だが、四季ごとに見える星が違うのはこの星でも一緒なはずで、ベアトリーチェが気づいたいつもより明るく見える星は、この季節の特徴的な星なのだろうと思った。
でも、そんなことはどうでも良い。
ベアトリーチェが気づいた星の明るさは、きっと彼女の喜びや驚きに繋がってる。
俺は理屈よりもそちらのほうが大事で貴重なものだと思えたし、彼女の思いをできるだけ共有したかった。
「そういえば、お父さん達はリーチェの報告聞いてどうだった? 」
「さも当然という態度でした。オーガの大軍を一人で倒す人の要望を無視するわけがありません。それに彼らにとっても良い話ですからね。敵が攻めてくるならあなたが前面に必ず立つから、その際は後方で支援するなり一時避難する。更にあなたが今行っている農法で成果が出たらその情報も教える。その代わり、あなたの作る国に協力する。その際に問題が生じたら多くの意見をすり合わせて、あなたお一人の独断で物事を決めない。この条件で協力を断るエルフは居ないと思っていましたが、やはりそうだったというだけです」
「そうか、良かったよ」
「大丈夫ですよ。きっとうまく行きます」
ベアトリーチェの言葉を聞いて一安心し、そうか、お父さん達も当然だと思ってくれたか……それじゃ今頃食後のお酒を楽しんでるころかな……と考えていたら、アルフォンソとリーゼ、そしてランベルトが食事を楽しんでる最中の様子が目の前に映った。目に映ったと感じたその情景があまりにもリアルだったので
「今日はブリジッタさんは家に居ないのかい? 」
「ええ、姉さんは最近結婚されたお友達に家へ行っているんです。でも姉さんの留守を何故判ったんですか? 」
「ごめん、ちょっと待って……」
俺は今感じた感覚を忘れたくない一心で、今度はサラの状況を……と集中した。するとサラとマリオンが食後の片付けしている情景が浮かんできた。まだ疑心暗鬼な俺は、じゃあ、俺達が元住んでいた家の今は? と集中した。
見える。
留守を預かってくれてるエルフ達が酒を飲んで騒いでる。
「やった。やったよ、リーチェ! 見える。目で見なくても、意識した場所が見える。あ、ちょっと待って……」
行ったことも見たこともない場所をと集中した。
とりあえず意識したのは昔ほんの数日だけ過ごした孤児院の跡地。
やはり見えた。今は誰かの家が建っている。家の中も意識を強めると見える。
おおおおおお、できた……と喜んでいたら、軽い疲れが襲ってきた。
なるほど、今の感覚が森羅万象の龍気か、そして体力消費が相当有るというのもよく判った。今程度でも疲れを感じるのだから確かに相当だ。

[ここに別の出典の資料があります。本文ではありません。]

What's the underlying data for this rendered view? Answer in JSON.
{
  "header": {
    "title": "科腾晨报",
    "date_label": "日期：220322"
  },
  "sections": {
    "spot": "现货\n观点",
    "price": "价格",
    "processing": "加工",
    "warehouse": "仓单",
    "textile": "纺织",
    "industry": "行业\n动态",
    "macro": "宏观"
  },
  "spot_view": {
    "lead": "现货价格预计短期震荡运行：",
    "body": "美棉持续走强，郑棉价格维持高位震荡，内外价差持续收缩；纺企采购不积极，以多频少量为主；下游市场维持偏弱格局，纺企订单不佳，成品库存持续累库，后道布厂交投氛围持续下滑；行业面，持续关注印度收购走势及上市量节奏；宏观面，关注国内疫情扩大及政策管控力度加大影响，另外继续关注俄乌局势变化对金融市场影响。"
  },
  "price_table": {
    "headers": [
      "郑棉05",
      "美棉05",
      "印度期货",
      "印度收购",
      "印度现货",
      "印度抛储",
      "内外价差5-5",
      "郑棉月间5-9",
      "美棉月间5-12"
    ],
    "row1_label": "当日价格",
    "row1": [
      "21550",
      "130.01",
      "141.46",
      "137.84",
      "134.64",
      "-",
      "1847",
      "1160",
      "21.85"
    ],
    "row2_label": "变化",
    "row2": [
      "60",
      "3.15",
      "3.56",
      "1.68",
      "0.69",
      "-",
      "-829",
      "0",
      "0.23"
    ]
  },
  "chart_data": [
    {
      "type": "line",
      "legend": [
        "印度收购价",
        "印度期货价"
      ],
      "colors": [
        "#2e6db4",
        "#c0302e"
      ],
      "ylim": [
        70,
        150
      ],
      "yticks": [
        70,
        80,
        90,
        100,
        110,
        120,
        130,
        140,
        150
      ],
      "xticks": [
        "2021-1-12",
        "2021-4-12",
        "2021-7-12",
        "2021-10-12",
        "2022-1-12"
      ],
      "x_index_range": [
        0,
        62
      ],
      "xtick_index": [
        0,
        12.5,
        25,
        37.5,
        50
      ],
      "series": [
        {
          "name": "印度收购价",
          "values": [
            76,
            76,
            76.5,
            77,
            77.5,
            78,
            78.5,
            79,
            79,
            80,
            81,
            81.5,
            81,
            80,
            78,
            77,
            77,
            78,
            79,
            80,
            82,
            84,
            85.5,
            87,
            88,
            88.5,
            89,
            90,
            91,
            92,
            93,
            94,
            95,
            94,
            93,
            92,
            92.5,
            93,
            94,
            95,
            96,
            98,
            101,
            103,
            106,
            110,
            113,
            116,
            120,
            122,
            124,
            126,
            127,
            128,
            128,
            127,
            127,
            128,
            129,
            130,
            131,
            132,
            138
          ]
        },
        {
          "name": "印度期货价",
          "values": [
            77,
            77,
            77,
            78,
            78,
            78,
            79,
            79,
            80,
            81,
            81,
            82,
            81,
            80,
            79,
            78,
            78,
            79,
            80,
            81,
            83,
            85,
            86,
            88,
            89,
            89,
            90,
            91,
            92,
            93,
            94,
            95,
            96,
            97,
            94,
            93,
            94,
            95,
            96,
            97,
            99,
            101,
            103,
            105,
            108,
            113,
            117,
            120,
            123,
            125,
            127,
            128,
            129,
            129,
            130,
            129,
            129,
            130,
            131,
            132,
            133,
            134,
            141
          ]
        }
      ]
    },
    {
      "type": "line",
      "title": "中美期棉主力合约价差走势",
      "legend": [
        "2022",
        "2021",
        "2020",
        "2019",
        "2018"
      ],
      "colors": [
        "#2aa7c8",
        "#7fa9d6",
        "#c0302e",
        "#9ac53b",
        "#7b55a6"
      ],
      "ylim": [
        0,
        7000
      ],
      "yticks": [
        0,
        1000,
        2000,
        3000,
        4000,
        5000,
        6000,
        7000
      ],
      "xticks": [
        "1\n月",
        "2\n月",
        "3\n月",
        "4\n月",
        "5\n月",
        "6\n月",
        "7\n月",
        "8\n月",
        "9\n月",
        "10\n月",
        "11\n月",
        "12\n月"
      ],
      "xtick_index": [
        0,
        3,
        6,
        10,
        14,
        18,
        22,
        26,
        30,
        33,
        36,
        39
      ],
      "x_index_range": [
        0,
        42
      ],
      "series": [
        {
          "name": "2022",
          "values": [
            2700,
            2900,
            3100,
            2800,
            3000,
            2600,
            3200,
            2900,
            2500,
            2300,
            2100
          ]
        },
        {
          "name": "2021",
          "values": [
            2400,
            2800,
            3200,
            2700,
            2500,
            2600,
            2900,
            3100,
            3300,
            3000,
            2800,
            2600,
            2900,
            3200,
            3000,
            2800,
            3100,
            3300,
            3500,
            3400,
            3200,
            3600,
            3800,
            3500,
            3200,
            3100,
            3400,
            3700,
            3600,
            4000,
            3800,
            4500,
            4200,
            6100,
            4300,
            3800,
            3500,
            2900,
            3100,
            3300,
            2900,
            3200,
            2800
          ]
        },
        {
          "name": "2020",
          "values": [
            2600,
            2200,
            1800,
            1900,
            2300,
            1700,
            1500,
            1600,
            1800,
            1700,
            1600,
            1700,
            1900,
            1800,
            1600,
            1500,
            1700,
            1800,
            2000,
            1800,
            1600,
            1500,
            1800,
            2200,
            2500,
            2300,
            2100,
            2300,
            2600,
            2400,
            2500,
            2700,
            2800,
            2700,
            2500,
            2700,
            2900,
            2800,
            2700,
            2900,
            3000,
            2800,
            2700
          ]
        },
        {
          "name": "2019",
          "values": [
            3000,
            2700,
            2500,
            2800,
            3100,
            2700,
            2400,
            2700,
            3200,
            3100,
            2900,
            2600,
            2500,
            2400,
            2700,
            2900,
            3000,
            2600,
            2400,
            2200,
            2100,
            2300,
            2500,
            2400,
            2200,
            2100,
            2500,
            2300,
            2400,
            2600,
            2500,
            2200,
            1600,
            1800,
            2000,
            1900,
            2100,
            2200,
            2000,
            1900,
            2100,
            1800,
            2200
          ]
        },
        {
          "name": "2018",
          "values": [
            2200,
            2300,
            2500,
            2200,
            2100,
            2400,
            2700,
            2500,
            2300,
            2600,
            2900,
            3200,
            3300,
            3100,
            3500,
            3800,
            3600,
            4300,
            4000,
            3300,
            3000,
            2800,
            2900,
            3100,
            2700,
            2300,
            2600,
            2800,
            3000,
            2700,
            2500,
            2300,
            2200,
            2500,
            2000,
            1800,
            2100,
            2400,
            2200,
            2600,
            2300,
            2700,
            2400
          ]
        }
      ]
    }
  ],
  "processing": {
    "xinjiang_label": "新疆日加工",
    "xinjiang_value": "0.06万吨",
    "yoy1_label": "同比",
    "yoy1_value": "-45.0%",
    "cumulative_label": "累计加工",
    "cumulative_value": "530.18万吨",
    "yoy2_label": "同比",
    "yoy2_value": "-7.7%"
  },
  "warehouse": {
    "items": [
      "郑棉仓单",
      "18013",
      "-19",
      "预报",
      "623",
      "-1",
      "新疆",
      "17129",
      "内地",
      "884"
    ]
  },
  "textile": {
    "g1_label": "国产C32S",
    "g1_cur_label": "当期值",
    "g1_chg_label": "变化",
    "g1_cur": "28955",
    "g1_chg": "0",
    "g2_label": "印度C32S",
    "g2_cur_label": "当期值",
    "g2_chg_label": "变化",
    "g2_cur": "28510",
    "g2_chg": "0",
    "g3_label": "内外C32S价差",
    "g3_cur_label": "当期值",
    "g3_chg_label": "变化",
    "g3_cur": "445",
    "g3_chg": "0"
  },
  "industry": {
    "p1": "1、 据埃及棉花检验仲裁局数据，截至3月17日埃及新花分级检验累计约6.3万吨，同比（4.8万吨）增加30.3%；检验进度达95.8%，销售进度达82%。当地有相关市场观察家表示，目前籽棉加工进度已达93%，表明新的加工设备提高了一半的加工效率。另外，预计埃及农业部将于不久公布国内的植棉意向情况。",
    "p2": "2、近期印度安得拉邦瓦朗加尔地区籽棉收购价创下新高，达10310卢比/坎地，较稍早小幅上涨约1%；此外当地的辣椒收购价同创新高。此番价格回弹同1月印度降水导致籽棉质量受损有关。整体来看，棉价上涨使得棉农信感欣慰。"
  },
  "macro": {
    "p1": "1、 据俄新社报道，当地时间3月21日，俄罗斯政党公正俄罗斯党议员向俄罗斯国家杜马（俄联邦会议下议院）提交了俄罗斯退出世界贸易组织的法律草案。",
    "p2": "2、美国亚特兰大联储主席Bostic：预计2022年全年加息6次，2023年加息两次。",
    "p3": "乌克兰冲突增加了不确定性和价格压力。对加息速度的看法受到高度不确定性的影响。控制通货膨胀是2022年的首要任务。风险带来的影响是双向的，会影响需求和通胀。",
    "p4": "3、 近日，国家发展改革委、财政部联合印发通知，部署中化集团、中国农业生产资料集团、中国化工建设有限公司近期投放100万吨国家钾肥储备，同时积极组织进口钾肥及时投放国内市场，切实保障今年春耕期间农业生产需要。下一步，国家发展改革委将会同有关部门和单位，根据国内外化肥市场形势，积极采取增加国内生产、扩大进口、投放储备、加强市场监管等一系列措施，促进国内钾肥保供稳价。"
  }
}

「森羅万象の龍気の使い方がやっと掴めたよ。リーチェ、君のおかげだ。ありがとう。君は素晴らしい最高の奥さんだ。いや、今までも素晴らしいと思っていたけどもね」
俺の喜び様を見て、ベアトリーチェは最初ちょっと驚いていたようだが、すぐにいつも通りの柔らかく優しい笑顔を浮かべて
「だからあなたにできないことなんかないと言ったでしょ? 私は疑ったことなどありません。今できたのだって私の力なんか関係ないですよ。あなたの力です」
俺はベアトリーチェに抱きつき、ありがとう、ありがとうと言い続けた。
このことではベアトリーチェが何を言おうと、ベアトリーチェのおかげだとしか俺には思えなかった。使いこなすにはまだまだだろうけど、それでもやっと入り口に辿り着けたことがとても嬉しかった。
俺が落ち着いたところを見計らって
「さあ、帰って夕食にしましょう。お腹空いたでしょ? 」
ああ、そうしよう。
そして今日の喜びに感謝して二人で乾杯しよう。
立ち上がり、再び手を繋いで俺達は家路についた。